In 2017, the world became swept up in a movement against sexual harassment. #Metoo encouraged people to share their stories and speak out, empowering women—and men—across the globe. Over a year later, the movement is still thriving, but now people are demanding accountability from corporations in addition to celebrities.
On Tuesday May 21, the Time’s Up legal fund, the Fight for $15 movement, and the American Civil Liberties Union announced they would be partnering to assist 25 women who are filing charges against McDonald’s. 20 of these were filed with the Equal Opportunity Employment Commision, 3 were civil rights lawsuits, and 2 stem from previous charges.
After the announcement, employees protested outside in Chicago wearing red rain ponchos and holding signs that said, “McDonald’s: #MeToo” and “No More Sexual Harassment,” as they chanted, “Hey McDonald’s, we’re not loving it.”
The McDonald’s corporation is denying responsibility for the harassment. They have been claiming for years that, since most of the restaurants are franchises, the company can’t enforce policies and training, an unlikely sentiment coming from a corporation that dictates what kind of pickles each franchise uses and what pattern they put sauce in.
The McDonald’s CEO, Steve Easterbrook, says the company has been working to improve policies and incorporate training programs to address harassment, which they say over 90% of general managers and operators have taken. However, given that many claims of harassment took place during or after these changes, the effectiveness of McDonald’s strategies is debatable. It’s clear more needs to be done to uproot the deeply entrenched culture of misogyny and violence in these restaurants.
Employees and activists are demanding the company create a safe system for reporting sexual harassment cases, strengthen policies, mandate training, and create a committee of workers and representatives from corporate and franchises among other mechanisms to make McDonald’s a safer space.
In a capitalistic society, it is inevitable that wealth equals power. McDonald’s is such an economically strong company that this will be a test of how we react to and value human rights and women’s rights (particularly low wage, labor rights) and how corporate power plays into #MeToo.
This is not the first time allegations have come up against McDonald’s but is instead the third (and largest) wave of charges in the past few years.
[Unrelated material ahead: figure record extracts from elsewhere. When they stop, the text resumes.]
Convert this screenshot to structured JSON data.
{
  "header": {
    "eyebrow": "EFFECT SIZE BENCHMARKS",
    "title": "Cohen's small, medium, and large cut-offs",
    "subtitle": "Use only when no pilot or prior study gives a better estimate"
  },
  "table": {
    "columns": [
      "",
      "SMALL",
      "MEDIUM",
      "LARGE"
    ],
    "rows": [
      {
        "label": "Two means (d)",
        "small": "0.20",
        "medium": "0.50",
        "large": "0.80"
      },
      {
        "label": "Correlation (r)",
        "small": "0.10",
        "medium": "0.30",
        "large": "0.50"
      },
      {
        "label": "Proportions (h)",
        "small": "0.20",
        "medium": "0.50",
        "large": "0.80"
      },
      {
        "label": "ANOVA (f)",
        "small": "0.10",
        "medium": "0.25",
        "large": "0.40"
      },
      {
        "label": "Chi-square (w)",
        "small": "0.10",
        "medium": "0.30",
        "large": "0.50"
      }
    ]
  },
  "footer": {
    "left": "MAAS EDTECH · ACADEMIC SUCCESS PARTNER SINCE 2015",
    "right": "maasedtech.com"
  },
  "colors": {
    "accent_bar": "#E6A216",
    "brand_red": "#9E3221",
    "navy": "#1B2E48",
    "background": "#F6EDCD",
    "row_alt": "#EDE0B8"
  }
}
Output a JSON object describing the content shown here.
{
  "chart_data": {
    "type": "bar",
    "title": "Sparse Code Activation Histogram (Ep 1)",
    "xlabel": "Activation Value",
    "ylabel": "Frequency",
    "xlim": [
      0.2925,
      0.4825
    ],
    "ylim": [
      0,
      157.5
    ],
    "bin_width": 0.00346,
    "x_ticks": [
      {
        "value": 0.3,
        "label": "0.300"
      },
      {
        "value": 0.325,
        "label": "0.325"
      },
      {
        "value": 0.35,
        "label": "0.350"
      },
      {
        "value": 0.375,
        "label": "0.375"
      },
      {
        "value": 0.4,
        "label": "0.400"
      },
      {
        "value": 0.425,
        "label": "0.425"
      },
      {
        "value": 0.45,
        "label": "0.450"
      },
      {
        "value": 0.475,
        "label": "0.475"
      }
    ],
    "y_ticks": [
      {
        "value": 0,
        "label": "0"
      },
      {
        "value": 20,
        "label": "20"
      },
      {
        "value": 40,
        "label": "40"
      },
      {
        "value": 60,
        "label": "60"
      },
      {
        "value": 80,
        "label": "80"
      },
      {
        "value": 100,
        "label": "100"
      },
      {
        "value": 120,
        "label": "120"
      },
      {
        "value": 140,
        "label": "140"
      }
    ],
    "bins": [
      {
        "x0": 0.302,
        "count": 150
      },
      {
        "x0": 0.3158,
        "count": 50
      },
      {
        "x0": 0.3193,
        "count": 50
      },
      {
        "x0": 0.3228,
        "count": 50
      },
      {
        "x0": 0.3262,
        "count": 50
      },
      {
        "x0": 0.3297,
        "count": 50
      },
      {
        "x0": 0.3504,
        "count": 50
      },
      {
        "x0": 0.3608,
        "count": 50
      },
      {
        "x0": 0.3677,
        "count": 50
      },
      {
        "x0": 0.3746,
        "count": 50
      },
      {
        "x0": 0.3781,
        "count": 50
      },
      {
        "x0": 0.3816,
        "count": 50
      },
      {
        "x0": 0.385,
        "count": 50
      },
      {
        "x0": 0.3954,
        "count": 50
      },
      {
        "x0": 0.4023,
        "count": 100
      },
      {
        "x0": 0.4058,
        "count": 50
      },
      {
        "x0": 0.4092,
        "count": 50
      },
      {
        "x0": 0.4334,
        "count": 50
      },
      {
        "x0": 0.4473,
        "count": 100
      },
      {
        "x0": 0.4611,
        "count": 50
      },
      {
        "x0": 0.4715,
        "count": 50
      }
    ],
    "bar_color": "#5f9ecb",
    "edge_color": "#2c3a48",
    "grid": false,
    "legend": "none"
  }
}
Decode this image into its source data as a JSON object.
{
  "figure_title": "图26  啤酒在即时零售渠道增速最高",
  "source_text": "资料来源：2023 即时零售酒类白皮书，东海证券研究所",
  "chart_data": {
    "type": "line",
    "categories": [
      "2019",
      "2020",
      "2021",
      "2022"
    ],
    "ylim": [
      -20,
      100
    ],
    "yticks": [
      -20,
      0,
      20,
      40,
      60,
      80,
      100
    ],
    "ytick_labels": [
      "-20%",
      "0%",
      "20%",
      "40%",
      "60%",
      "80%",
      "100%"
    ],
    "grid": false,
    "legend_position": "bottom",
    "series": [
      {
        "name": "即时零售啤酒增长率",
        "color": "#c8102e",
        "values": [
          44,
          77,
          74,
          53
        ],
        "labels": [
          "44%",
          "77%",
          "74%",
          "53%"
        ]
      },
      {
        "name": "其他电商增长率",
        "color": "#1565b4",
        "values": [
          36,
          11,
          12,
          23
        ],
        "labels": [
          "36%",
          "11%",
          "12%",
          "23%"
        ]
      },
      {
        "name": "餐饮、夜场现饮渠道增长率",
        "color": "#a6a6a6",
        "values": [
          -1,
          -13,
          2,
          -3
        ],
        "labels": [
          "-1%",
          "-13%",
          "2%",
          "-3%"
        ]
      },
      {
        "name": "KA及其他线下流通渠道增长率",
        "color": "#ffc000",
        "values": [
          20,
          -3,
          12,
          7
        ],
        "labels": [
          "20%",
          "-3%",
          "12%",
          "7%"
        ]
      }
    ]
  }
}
According to NPR, the recent allegations include “inappropriate touching, indecent exposure, lewd comments and requests for sex, as well as retaliation for reporting such conduct.”
In modern society, it is not uncommon for women to be punished for speaking out against powerful figures like managers. In fact, according to a study done by Hart Research, 40% of women in the fast food industry have faced harassment and 1 in 5 say they faced consequences such as having hours shortened, raises denied, or being fired.
The food industry has one of the highest rates of sexual harassment, and because the majority of women working these jobs have lower socio-economic status/influence, it becomes that much easier for us to turn our heads. However, if the people who gave so much attention to the mostly famous, wealthy harassment victims in the entertainment industry aren’t willing to do the same for low wage workers in the restaurant industry, then we have no business calling #MeToo a feminist movement.
The #MeToo movement was propelled by low income workers, those who have been ignored by society, courts, and consumers. Now, it is those same workers who are continuing the fight, putting their lives on the line, and demanding change. Let this serve as a warning to other restaurants and corporations that all women, regardless of power or wealth, will fight back. Time is up.